Modern investors must be vigilant against various scams, including accounting scandals, insider trading, and other forms of fraud. One particularly deceptive scheme is the pump and dump scam.
In a pump and dump scam, stock investors heavily promote a company to create hype. Once the stock price is artificially inflated, these investors sell their holdings to unsuspecting buyers, causing the stock price to plummet. This leaves ordinary investors with substantial financial losses.
How pump and dump scams work
Creating hype
The initial phase involves existing investors spreading news and rumors about upcoming company announcements, promising significant increases in share prices. These announcements are presented as transformative events, designed to spark a surge in demand for the stock.
Attracted by the promising news, many investors purchase the stock, driving up its price in the short term.
Dumping the stock
After the stock price reaches a targeted high, the original investors begin selling off their shares to realize substantial profits. As the market catches on that these initial investors are exiting, the share price starts to fall.

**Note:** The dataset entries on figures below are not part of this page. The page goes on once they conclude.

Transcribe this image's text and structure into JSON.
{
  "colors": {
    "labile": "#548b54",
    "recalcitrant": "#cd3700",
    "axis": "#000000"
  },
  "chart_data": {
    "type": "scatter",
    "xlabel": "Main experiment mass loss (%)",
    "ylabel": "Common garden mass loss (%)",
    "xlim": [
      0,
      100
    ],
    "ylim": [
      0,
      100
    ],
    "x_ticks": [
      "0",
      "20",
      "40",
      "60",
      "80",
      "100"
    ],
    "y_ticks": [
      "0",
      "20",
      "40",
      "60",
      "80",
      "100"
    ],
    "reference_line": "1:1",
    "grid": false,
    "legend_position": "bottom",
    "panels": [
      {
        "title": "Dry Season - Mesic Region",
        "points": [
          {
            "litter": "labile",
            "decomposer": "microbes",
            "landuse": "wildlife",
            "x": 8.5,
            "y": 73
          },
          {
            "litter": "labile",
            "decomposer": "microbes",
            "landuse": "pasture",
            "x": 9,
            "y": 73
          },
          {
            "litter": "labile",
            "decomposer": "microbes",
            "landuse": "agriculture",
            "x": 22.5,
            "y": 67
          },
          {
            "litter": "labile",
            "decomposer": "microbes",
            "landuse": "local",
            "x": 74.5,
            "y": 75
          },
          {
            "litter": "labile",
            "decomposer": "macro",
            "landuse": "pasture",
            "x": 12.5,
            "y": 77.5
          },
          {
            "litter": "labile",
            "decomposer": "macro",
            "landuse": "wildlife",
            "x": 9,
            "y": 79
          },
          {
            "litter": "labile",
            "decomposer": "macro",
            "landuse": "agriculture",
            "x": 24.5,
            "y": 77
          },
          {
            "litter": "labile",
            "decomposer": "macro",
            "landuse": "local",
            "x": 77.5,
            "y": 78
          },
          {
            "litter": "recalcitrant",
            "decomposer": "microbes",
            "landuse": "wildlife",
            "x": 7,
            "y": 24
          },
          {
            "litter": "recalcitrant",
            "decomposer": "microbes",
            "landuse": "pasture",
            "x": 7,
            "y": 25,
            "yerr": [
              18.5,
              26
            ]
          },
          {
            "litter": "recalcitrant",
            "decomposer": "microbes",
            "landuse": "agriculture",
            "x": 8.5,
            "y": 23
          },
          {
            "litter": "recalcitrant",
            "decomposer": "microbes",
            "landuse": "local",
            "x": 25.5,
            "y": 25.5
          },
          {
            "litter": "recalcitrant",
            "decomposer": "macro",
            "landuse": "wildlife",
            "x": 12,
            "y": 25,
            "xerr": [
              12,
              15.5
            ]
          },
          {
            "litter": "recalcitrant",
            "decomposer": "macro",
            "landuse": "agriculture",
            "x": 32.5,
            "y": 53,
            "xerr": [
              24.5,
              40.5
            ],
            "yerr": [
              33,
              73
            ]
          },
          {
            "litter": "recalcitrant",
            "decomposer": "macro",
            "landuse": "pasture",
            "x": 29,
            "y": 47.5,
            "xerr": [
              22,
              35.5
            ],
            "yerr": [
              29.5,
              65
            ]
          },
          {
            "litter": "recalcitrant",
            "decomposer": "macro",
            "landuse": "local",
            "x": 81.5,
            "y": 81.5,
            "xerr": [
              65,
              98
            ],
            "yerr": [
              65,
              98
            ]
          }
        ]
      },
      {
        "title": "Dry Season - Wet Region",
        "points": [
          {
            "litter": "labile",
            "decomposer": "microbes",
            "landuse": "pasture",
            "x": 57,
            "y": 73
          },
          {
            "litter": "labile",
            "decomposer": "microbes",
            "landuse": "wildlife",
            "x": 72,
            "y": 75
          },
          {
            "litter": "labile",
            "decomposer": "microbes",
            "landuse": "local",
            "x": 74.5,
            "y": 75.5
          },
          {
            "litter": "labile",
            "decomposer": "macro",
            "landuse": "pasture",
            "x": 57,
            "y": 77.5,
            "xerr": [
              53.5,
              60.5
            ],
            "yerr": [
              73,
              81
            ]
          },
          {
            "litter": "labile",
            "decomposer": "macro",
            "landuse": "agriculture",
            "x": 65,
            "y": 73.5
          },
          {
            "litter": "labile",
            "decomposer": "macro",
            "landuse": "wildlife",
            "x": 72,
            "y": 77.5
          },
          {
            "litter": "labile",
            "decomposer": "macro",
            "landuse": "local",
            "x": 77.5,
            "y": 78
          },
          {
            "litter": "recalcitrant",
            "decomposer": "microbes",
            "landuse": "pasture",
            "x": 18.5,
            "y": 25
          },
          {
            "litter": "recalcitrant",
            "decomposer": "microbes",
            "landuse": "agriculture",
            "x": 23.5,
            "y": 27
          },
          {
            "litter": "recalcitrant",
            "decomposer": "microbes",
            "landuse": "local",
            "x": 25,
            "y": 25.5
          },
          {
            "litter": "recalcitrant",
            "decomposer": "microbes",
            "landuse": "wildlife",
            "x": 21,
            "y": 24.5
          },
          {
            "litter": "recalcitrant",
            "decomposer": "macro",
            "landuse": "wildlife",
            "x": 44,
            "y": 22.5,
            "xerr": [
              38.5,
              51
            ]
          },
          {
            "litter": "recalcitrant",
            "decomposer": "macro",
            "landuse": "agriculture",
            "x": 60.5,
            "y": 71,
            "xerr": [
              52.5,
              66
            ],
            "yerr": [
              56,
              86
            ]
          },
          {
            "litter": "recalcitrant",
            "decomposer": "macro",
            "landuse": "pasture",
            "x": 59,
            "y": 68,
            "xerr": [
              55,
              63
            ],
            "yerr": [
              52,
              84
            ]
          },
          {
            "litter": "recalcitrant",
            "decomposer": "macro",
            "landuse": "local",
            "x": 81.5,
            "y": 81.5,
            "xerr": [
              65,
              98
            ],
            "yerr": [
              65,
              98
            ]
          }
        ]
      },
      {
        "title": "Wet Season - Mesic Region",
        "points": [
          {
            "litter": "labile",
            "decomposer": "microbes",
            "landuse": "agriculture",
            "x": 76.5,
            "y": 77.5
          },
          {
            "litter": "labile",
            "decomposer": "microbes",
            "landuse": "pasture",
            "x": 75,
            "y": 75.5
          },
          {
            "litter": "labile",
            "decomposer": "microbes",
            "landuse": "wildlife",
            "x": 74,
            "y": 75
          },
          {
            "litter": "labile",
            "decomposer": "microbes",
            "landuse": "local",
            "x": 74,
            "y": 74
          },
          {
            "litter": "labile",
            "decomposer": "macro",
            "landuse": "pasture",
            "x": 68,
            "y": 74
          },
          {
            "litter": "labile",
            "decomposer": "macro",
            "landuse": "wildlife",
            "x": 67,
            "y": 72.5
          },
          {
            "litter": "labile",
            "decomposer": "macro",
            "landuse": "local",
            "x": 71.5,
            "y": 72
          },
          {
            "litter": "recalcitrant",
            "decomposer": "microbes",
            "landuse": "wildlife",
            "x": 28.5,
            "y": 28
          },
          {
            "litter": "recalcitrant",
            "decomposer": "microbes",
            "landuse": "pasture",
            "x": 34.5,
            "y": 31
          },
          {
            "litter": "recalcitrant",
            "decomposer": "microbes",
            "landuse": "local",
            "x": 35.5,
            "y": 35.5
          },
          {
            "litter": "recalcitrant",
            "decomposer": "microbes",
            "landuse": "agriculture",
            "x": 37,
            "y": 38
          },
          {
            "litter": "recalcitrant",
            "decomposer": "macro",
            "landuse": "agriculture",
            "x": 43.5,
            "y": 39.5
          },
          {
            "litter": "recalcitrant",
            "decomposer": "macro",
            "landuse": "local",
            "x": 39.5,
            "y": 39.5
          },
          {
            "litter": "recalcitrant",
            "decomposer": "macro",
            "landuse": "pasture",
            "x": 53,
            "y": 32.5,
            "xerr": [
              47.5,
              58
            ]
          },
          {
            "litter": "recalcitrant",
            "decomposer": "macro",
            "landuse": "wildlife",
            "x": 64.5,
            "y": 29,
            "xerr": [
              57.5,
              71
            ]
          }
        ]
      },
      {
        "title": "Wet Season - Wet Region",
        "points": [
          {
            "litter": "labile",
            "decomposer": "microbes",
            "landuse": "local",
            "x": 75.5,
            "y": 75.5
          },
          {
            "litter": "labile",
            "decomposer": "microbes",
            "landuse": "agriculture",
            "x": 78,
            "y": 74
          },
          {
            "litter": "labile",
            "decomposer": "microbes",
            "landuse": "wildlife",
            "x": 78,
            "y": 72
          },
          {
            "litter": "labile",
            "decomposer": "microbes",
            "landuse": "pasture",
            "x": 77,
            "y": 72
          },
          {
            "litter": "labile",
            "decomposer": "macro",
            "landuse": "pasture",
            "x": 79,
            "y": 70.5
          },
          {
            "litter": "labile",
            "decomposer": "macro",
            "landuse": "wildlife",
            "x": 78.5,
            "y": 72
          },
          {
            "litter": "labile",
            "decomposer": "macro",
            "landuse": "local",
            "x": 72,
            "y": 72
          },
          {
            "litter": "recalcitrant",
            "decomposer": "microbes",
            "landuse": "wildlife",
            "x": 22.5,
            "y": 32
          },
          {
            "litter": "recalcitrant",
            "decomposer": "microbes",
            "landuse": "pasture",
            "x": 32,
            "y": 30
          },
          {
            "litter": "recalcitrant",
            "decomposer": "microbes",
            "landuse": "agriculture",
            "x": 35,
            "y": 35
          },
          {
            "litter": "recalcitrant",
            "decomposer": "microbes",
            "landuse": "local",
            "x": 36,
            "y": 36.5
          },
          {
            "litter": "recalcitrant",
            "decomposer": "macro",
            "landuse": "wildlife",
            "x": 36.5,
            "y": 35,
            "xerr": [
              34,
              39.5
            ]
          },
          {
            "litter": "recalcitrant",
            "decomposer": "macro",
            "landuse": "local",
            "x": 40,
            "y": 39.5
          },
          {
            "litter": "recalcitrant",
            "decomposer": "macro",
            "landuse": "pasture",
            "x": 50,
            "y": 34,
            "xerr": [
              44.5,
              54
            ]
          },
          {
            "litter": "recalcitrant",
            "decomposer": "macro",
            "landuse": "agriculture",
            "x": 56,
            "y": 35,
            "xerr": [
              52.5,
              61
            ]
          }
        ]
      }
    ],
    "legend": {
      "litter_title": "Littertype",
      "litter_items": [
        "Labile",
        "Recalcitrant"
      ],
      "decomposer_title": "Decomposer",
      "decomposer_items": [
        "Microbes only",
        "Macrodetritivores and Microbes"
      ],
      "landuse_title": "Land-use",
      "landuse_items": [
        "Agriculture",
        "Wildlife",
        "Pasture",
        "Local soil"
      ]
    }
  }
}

New investors who bought into the hype are left facing significant losses. This strategy can be particularly harmful to inexperienced investors, leading to severe financial setbacks.
Example of a pump and dump scam
A notable example occurred in 2015 with the American firm Jammin’ Java. The company’s CEO and key promoters orchestrated a pump and dump scheme by disseminating false and misleading newsletters about the company’s prospects.

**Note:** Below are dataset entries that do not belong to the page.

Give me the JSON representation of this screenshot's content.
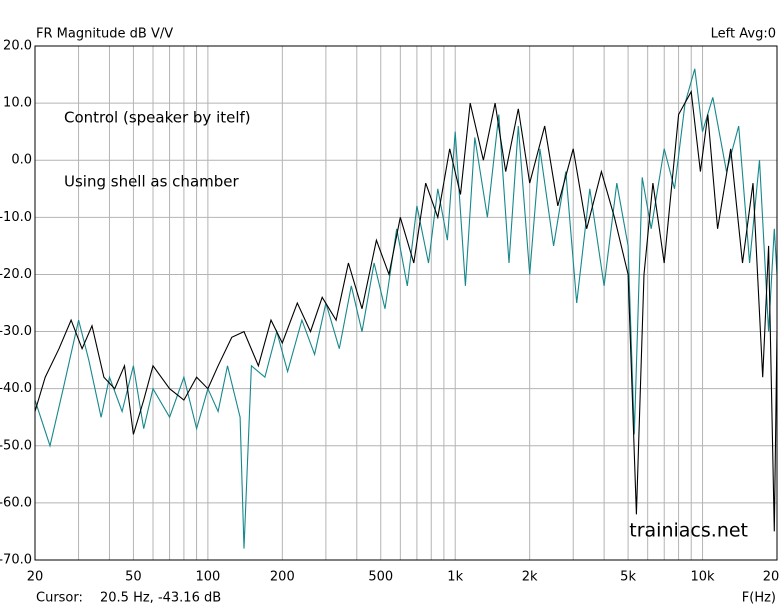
{
  "chart_data": {
    "type": "line",
    "title": "FR Magnitude dB V/V",
    "top_right": "Left  Avg:0",
    "cursor_label": "Cursor:",
    "cursor_value": "20.5 Hz, -43.16 dB",
    "x_label": "F(Hz)",
    "watermark": "trainiacs.net",
    "log_x": true,
    "grid": true,
    "xlim": [
      20,
      20000
    ],
    "ylim": [
      -70,
      20
    ],
    "xticks": [
      20,
      50,
      100,
      200,
      500,
      {
        "value": 1000,
        "label": "1k"
      },
      {
        "value": 2000,
        "label": "2k"
      },
      {
        "value": 5000,
        "label": "5k"
      },
      {
        "value": 10000,
        "label": "10k"
      },
      {
        "value": 20000,
        "label": "20"
      }
    ],
    "minor_xticks": [
      30,
      40,
      60,
      70,
      80,
      90,
      300,
      400,
      600,
      700,
      800,
      900,
      3000,
      4000,
      6000,
      7000,
      8000,
      9000
    ],
    "yticks": [
      {
        "value": 20,
        "label": "20.0"
      },
      {
        "value": 10,
        "label": "10.0"
      },
      {
        "value": 0,
        "label": "0.0"
      },
      {
        "value": -10,
        "label": "-10.0"
      },
      {
        "value": -20,
        "label": "-20.0"
      },
      {
        "value": -30,
        "label": "-30.0"
      },
      {
        "value": -40,
        "label": "-40.0"
      },
      {
        "value": -50,
        "label": "-50.0"
      },
      {
        "value": -60,
        "label": "-60.0"
      },
      {
        "value": -70,
        "label": "-70.0"
      }
    ],
    "series": [
      {
        "name": "Control (speaker by itelf)",
        "color": "#16888c",
        "x": [
          20,
          23,
          26,
          30,
          33,
          37,
          40,
          45,
          50,
          55,
          60,
          70,
          80,
          90,
          100,
          110,
          120,
          135,
          140,
          150,
          170,
          190,
          210,
          240,
          270,
          300,
          340,
          380,
          420,
          470,
          520,
          580,
          640,
          700,
          780,
          850,
          930,
          1000,
          1100,
          1200,
          1350,
          1500,
          1650,
          1800,
          2000,
          2200,
          2500,
          2800,
          3100,
          3500,
          4000,
          4500,
          5000,
          5300,
          5700,
          6200,
          7000,
          7700,
          8500,
          9300,
          10000,
          11000,
          12500,
          14000,
          15500,
          17000,
          18500,
          19500,
          20000
        ],
        "values": [
          -42,
          -50,
          -40,
          -28,
          -35,
          -45,
          -38,
          -44,
          -36,
          -47,
          -40,
          -45,
          -38,
          -47,
          -40,
          -44,
          -36,
          -45,
          -68,
          -36,
          -38,
          -30,
          -37,
          -28,
          -34,
          -25,
          -33,
          -22,
          -30,
          -18,
          -26,
          -12,
          -22,
          -8,
          -18,
          -5,
          -14,
          5,
          -22,
          4,
          -10,
          8,
          -18,
          6,
          -20,
          2,
          -15,
          -2,
          -25,
          -5,
          -22,
          -4,
          -15,
          -48,
          -3,
          -12,
          2,
          -5,
          10,
          16,
          5,
          11,
          -2,
          6,
          -18,
          0,
          -30,
          -12,
          -20
        ]
      },
      {
        "name": "Using shell as chamber",
        "color": "#000000",
        "x": [
          20,
          22,
          25,
          28,
          31,
          34,
          38,
          42,
          46,
          50,
          55,
          60,
          70,
          80,
          90,
          100,
          110,
          125,
          140,
          160,
          180,
          200,
          230,
          260,
          290,
          330,
          370,
          420,
          480,
          540,
          600,
          680,
          760,
          850,
          950,
          1050,
          1150,
          1300,
          1450,
          1600,
          1800,
          2000,
          2300,
          2600,
          3000,
          3400,
          3900,
          4400,
          5000,
          5400,
          5800,
          6300,
          7000,
          8000,
          9000,
          9800,
          10500,
          11500,
          13000,
          14500,
          16000,
          17500,
          18500,
          19500,
          20000
        ],
        "values": [
          -44,
          -38,
          -33,
          -28,
          -33,
          -29,
          -38,
          -40,
          -36,
          -48,
          -42,
          -36,
          -40,
          -42,
          -38,
          -40,
          -36,
          -31,
          -30,
          -36,
          -28,
          -32,
          -25,
          -30,
          -24,
          -28,
          -18,
          -26,
          -14,
          -20,
          -10,
          -18,
          -4,
          -10,
          2,
          -6,
          10,
          0,
          10,
          -2,
          9,
          -4,
          6,
          -8,
          2,
          -12,
          -2,
          -10,
          -20,
          -62,
          -20,
          -4,
          -18,
          8,
          12,
          -2,
          8,
          -12,
          2,
          -18,
          -4,
          -38,
          -15,
          -65,
          -30
        ]
      }
    ]
  }
}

These newsletters quickly gained traction online, attracting a large number of new investors. The fraudsters also used complex offshore entities to conceal and move funds.
Before the scheme, Jammin’ Java’s stock was priced at $0.17 per share. After generating the hype, the price soared to an intra-day high of $6.35 per share. The perpetrators then sold their shares, reaping significant profits.

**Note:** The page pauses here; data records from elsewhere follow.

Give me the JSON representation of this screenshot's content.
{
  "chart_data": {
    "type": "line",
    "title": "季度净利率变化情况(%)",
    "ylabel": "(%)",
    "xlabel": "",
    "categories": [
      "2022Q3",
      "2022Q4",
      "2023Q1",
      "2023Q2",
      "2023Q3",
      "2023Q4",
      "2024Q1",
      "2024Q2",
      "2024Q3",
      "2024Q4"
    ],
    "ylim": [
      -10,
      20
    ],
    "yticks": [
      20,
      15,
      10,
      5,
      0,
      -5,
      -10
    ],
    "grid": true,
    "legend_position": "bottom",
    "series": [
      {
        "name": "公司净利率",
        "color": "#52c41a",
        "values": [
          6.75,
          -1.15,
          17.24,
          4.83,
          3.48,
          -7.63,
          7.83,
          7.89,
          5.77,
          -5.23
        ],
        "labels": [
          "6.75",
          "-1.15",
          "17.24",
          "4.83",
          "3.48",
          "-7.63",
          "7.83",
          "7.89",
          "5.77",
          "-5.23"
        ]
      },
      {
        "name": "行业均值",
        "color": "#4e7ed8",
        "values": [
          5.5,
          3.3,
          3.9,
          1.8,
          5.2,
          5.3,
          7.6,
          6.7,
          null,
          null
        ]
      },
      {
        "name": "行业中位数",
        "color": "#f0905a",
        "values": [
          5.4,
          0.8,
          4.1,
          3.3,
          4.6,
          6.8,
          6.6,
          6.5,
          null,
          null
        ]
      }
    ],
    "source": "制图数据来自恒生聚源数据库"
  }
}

The securities and exchange commission (SEC) estimated that the fraudsters made around $78 million. The CEO and eight others faced civil charges from the sec.
Pump and dump scams can cause severe financial harm to investors. These schemes are often executed with such complexity that new investors may not realize they are being deceived.
The Jammin’ Java case highlights that even top management can be involved in such frauds. Investors should exercise caution before investing in overhyped stocks and conduct thorough research to protect themselves from these scams.